The guys stood around on the driveway, making jokes about one thing or another, while we wives and girlfriends laughed with each other about how silly the guys were and Chelsea giggled at the adults. I’d stepped into the house to collect our things. Scooping up my purse and the diaper bag took only a minute. When I walked back outside, Chelsea was gone. Nobody had noticed. We all panicked, teamed up and set off in different directions. My heart had stopped. My baby. Alone! Someone would grab her, pull her into a car, speed away. I would never see her again. I’d lost my child.

We called for her, looked between houses, asked people on porches. Hours passed – no, not hours, but each second extended an eternity. I had fallen off a cliff. The salty air crushed my lungs. My stomach twisted. What sort of awful mother loses her child like this?
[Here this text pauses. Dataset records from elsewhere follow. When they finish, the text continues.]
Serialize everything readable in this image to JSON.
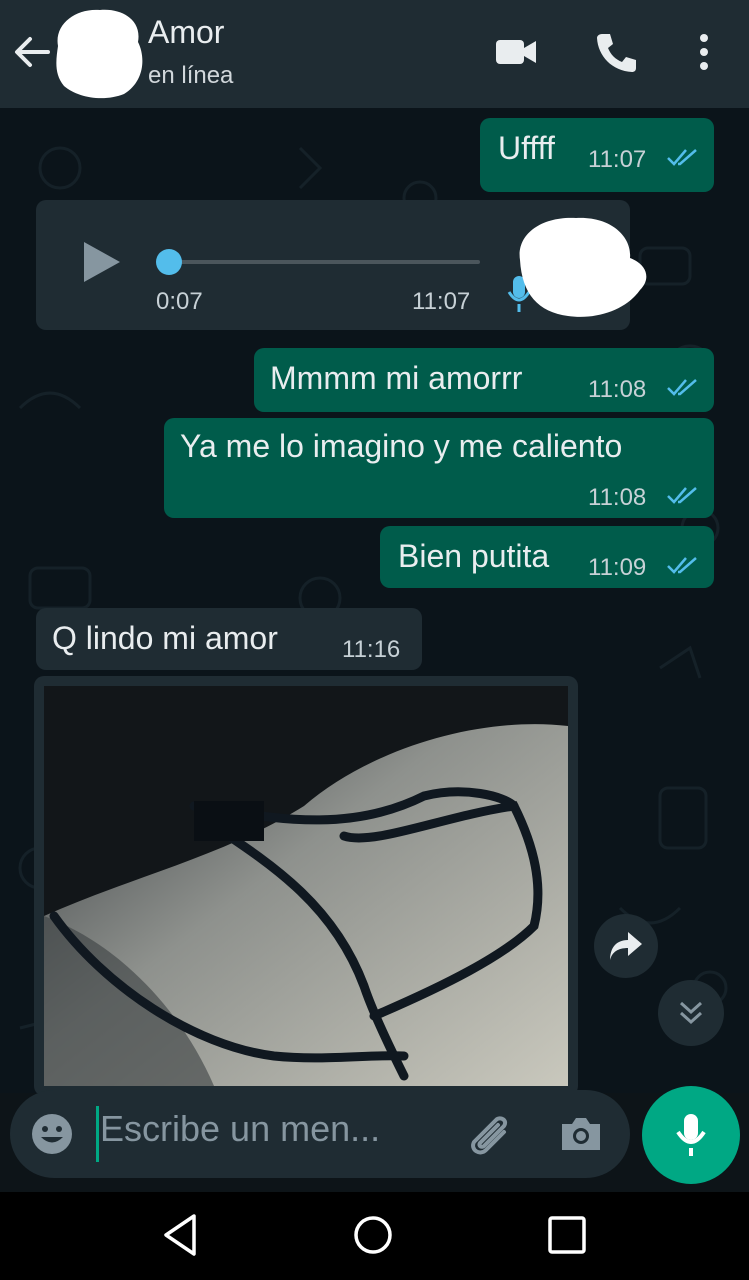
{
  "header": {
    "contact_name": "Amor",
    "status": "en línea"
  },
  "messages": [
    {
      "direction": "outgoing",
      "text": "Uffff",
      "time": "11:07",
      "read": true
    },
    {
      "direction": "incoming",
      "type": "voice-note",
      "duration": "0:07",
      "time": "11:07",
      "progress": 0.0
    },
    {
      "direction": "outgoing",
      "text": "Mmmm mi amorrr",
      "time": "11:08",
      "read": true
    },
    {
      "direction": "outgoing",
      "text": "Ya me lo imagino y me caliento",
      "time": "11:08",
      "read": true
    },
    {
      "direction": "outgoing",
      "text": "Bien putita",
      "time": "11:09",
      "read": true
    },
    {
      "direction": "incoming",
      "text": "Q lindo mi amor",
      "time": "11:16"
    },
    {
      "direction": "incoming",
      "type": "image"
    }
  ],
  "composer": {
    "placeholder": "Escribe un men..."
  },
  "colors": {
    "header": "#1f2c33",
    "chat_bg": "#0b141a",
    "outgoing_bubble": "#005c4b",
    "incoming_bubble": "#1f2c33",
    "accent": "#00a884",
    "read_ticks": "#53bdeb"
  },
  "icons": {
    "back": "arrow-left-icon",
    "video": "video-call-icon",
    "call": "phone-icon",
    "menu": "more-vert-icon",
    "play": "play-icon",
    "mic_small": "microphone-icon",
    "forward": "forward-icon",
    "scroll_down": "double-chevron-down-icon",
    "emoji": "emoji-icon",
    "attach": "paperclip-icon",
    "camera": "camera-icon",
    "send_voice": "microphone-icon",
    "nav_back": "triangle-back-icon",
    "nav_home": "circle-home-icon",
    "nav_recents": "square-recents-icon"
  }
}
I put one foot in front of the other, eyes searching. And then we saw her. On a porch with a couple adults whose concern manifested in scolding me as I arrived in front of them, out of breath from racing to my daughter. I burst into tears as I hugged Chelsea to me. These people were right. I was the worst.

When your children are small, you are supposed to know where they are. And you usually do. At the end of your arm. Singing in a circle at school. Warming up with catch at baseball practice. Staying over at a friend’s house. Sleeping, teddy bears tucked under an arm.

Then the teddy bears give way to boyfriends and girlfriends at some point, and you know they’re “out,” but not always where. Field trips to Ashland are replaced by exchange programs in Germany. You know the name of the town she’s in, the names of the people she’s staying with, but you have little idea of where the day takes her.

They move out, move back, move out again. Sometimes you only know they’re in town because they call to say they need to do laundry, to shower. Your son rolls his eyes at you, tells you to stop sending texts asking if he’s alive. “Why don’t you just wait for a phone call saying I’m dead?” he lobs, walking out the door, as if it’s a joke, this naming of your worst fear out loud for God and all to hear.

Not that you believe in God, because why would you? You weren’t raised in church and you’re fine with that because although you love stories – you read out loud to your children until they were teenagers – you prefer science and the kind of magic you can see, touch, breathe. The wonder of the redwoods. The undulation of the ocean. A particularly stirring sunrise.

But you understand when one girlfriend tells you she prays nightly for her children’s safety and another describes how she envisions her children wrapped in cloaks of golden, angelic protection. For if man had not already invented God as a way to explain the world, mothers would have done so in hopes of safeguarding their children within it.